Was droping bomb on Hiroshima in 1945 evil?

by new hope and happiness 108 Replies latest jw friends

  • Band on the Run
    Band on the Run

    LeMay who stirred up all the trouble in the 1960s. Didn't he run with Goldwater? LeMay elected a Democrat! His remarks were so silly and imprudent. What a small world.

  • new hope and happiness
    new hope and happiness

    i started this thread based on a picture i saw of a mother holding a child as she fled the bomb. So what a great site this is ...so many answers to a subject i was ignorent on. Now reading the thread i ask myself was America the devil? Or was it two sixes and nine. Anyway my thought is so many of those children who were bombed were children with childish thoughts. Yet they never grew old and missed summer vacations with mum and dad because they were killed in that nightmarish, hellisj experience. If Truman didnt fuck up, tjen America did and if America didn't HUMANItY did...but i tell you what, i once justified this EVIL ...i called it Armageddon. uggggggg

  • Bart Belteshassur
    Bart Belteshassur

    James Brown - Have you got a name of the passeger ship involved, interested in that comment?

    BB

  • James Brown
    James Brown

    Bart.

    The Lusitania.

  • Finkelstein
    Finkelstein

    It bares to keep in mind that Japan was invading much of the surrounding countries in Asia including China and causing enormous damage to those countries.
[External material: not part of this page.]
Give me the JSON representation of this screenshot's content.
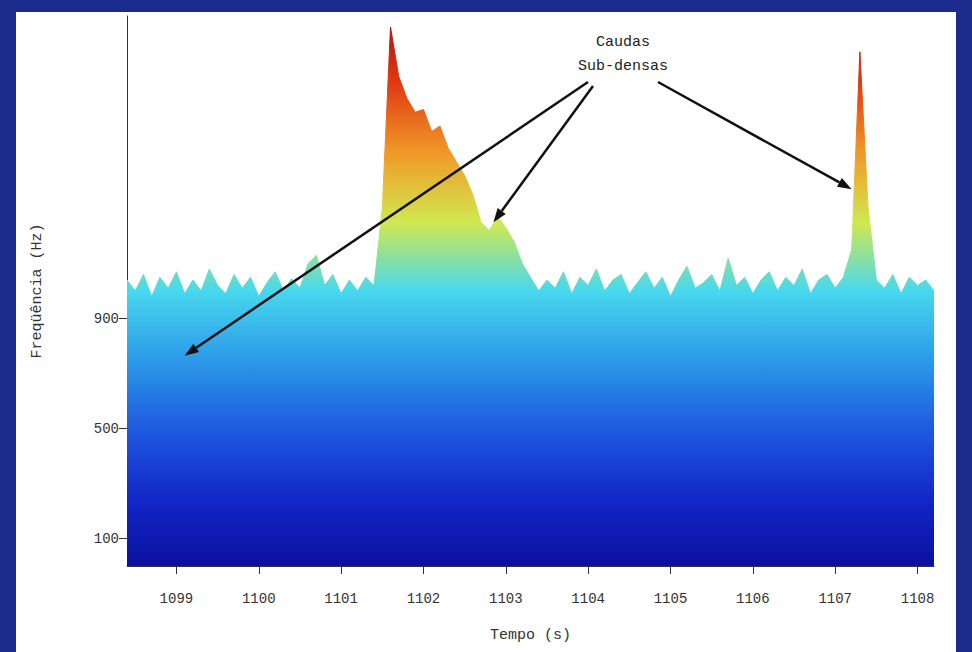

    Japan was very much the aggressor in that part of the world, so there was a bit of appropriately deemed retribution to be paid for that aggression.

    Historically Hiroshima and Nagasaki were actions of showing the power of theses bombs but also as a point of retribution for what Japan had done in the previous years.

    .

    The decision was made with the initiative of abruptly stopping the war and with the intent of not having any further US military casualties.

    The US could have pressed on by using conventional military armament by the cost in lives would have been knowingly greater.

    .

    Those particular bombings also showed to the world just how destructive they were which inadvertently kept certain nations from actually going to war from

    the knowing power and capability of nuclear armament.

  • prologos
    prologos

    Yes, the lesser of 3 evils, and

    It was the leader's families that would be the next targets in a nuclear exchange, It was no longer the rank& File that were burned to a crisp.

    The leaders had become the prime targets, that gave them this epiphany of restraint.

    Had the war dragged on without those new means, the victims would have died similar deaths anyway.

  • Frazzled UBM
    Frazzled UBM

    I have been to the Hiroshima Peace Museum - it is very moving. The killing and inflicting of radiation sickness on thousands of innocent people including children was morally repugnant.

    BUT I do not agree with the concept that man is evil. Man is capable of both great cruelty and savagery and also great humanity, compassion and self-sacrifice. To say man is either basically evil or basically good is an oversimplification.

  • new hope and happiness
    new hope and happiness

    Frazzled to make my point may i say:-

    Your above statement was false.

    Now if your above statement was false, that must also be a TRUE statement.

    Yes i agree with you " basically evil or good is an over simplification"

  • Bart Belteshassur
    Bart Belteshassur

    JB - The Lusitania was sung in 1915, and America did not enter the war until 1917. This event had little to do with America entering the second world war I am afraid, so I don't really get the point of bringing it up.

    BB

  • Frazzled UBM
    Frazzled UBM

    Good and evil are moral concepts - they result from humans applying values to behaviour and making moral judgements. The debate on this thread reflects that. Is there behaviour that is 'inherently evil'? This is an interesting question - while morality varies a lot between cultures there appears to be a consensus that murder not in self-defence is wrong unless it is sanctioned by the State (war or the death penatly). Is this a natural law or is it a form of societal self-preservation - i.e. our mutual security dictates that we prohibit murder. The fact that we have a form of State-sanctioned murder suggests the latter.